My student was astute enough to recognize that, on some level, a story narrated in third person has to work harder to engage a reader. We had a short conversation about this as the rest of my students were reading in class, but I really wish I had more time to explore the implications of first or third person narration. In fact, I should have just continued the reading period so that we could continue chatting! Yes, it is easier to develop an emotional bond with a first person narrator who speaks directly to us. I am hoping that by the end of the book he will recognize that, in a book essentially about human relationships, there is a richness of experience conveyed by “seeing it all” that may have been lost if limited to the eyes of one character.
One of his other complaints was that it seemed unrealistic; what mother, he asked, would let her children cross the border alone? The iconic photos of protesters reacting against Central American children who traveled on their own to the US were taken last summer within a dozen miles of his house. Perhaps he, like so many American teenagers, has been so tightly wrapped in the cocoon of adolescence that he simply did not notice. Knowing who he is, however, I suspect that he did not connect the novel with the current news story simply because these fictional girls are fully-realized
human beings whereas the real-life immigrant children are dehumanized “wretched masses”. This is not a snarky criticism of youth, but a recognition that literature can be a really decent path to understanding the world. Kids should read more fiction.

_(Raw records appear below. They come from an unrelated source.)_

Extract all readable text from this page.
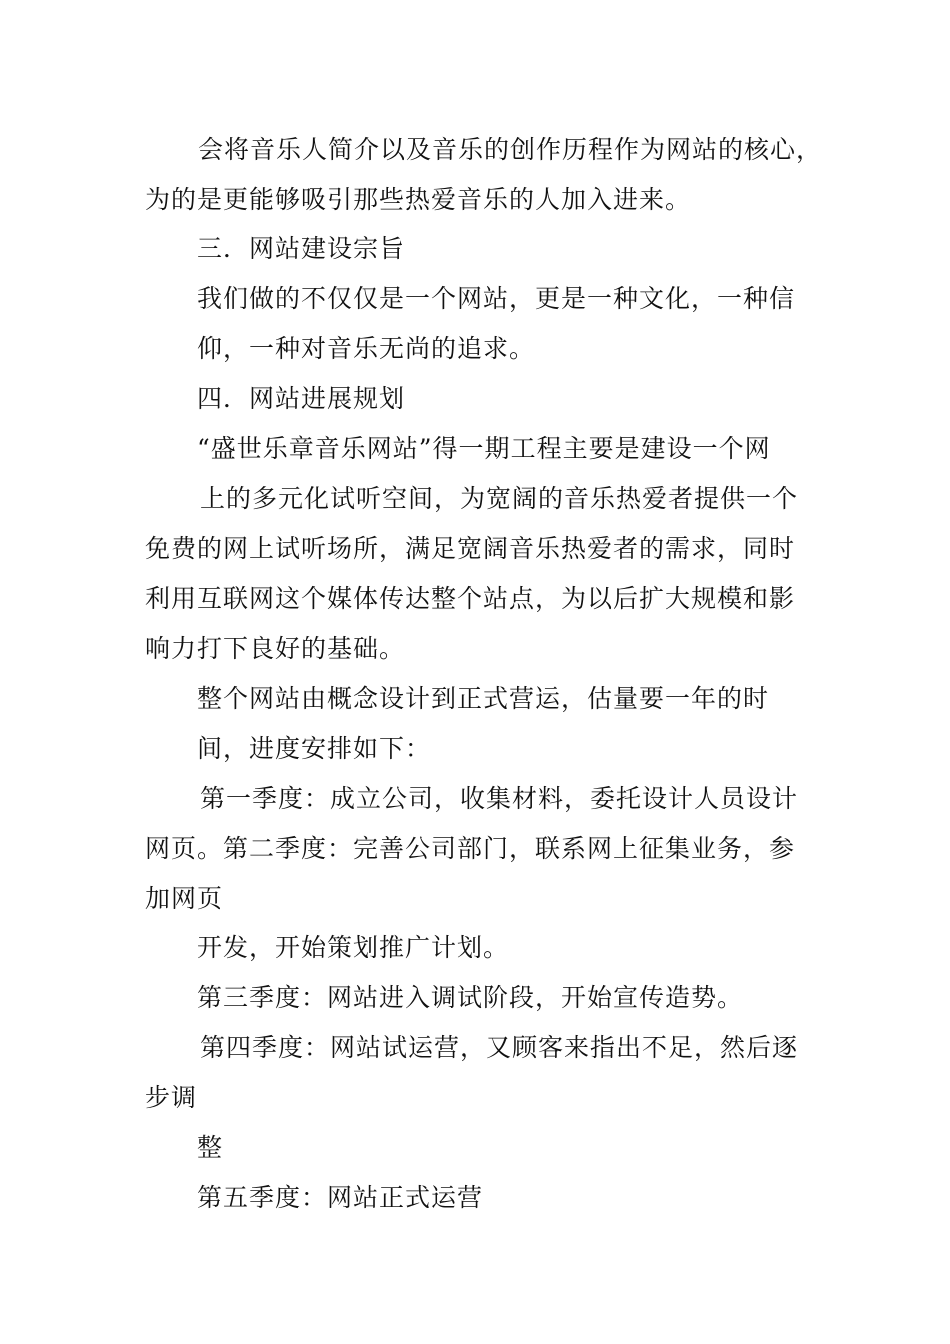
会将音乐人简介以及音乐的创作历程作为网站的核心，
为的是更能够吸引那些热爱音乐的人加入进来。
三．网站建设宗旨
我们做的不仅仅是一个网站，更是一种文化，一种信
仰，一种对音乐无尚的追求。
四．网站进展规划
“盛世乐章音乐网站”得一期工程主要是建设一个网
上的多元化试听空间，为宽阔的音乐热爱者提供一个
免费的网上试听场所，满足宽阔音乐热爱者的需求，同时
利用互联网这个媒体传达整个站点，为以后扩大规模和影
响力打下良好的基础。
整个网站由概念设计到正式营运，估量要一年的时
间，进度安排如下：
第一季度：成立公司，收集材料，委托设计人员设计
网页。第二季度：完善公司部门，联系网上征集业务，参
加网页
开发，开始策划推广计划。
第三季度：网站进入调试阶段，开始宣传造势。
第四季度：网站试运营，又顾客来指出不足，然后逐
步调
整
第五季度：网站正式运营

After finishing the book, while he is contemplating what to do to process the book, I had him watch this interview between the author and Bill Moyers in order to highlight some of the themes. At one point in the conversation they were talking about the dissolution of the Mexican-American Studies program at Tucson Unified School District and Luis Alberto Urrea states that ethnic studies is not against America, it is an entryway into America. Pour yourself a glass of wine and take an hour to watch the video… it is a great conversation.
I wish I was more fluent in the language! I used to live in the neighborhood mentioned in the book (Marycrest, in Chapter 34).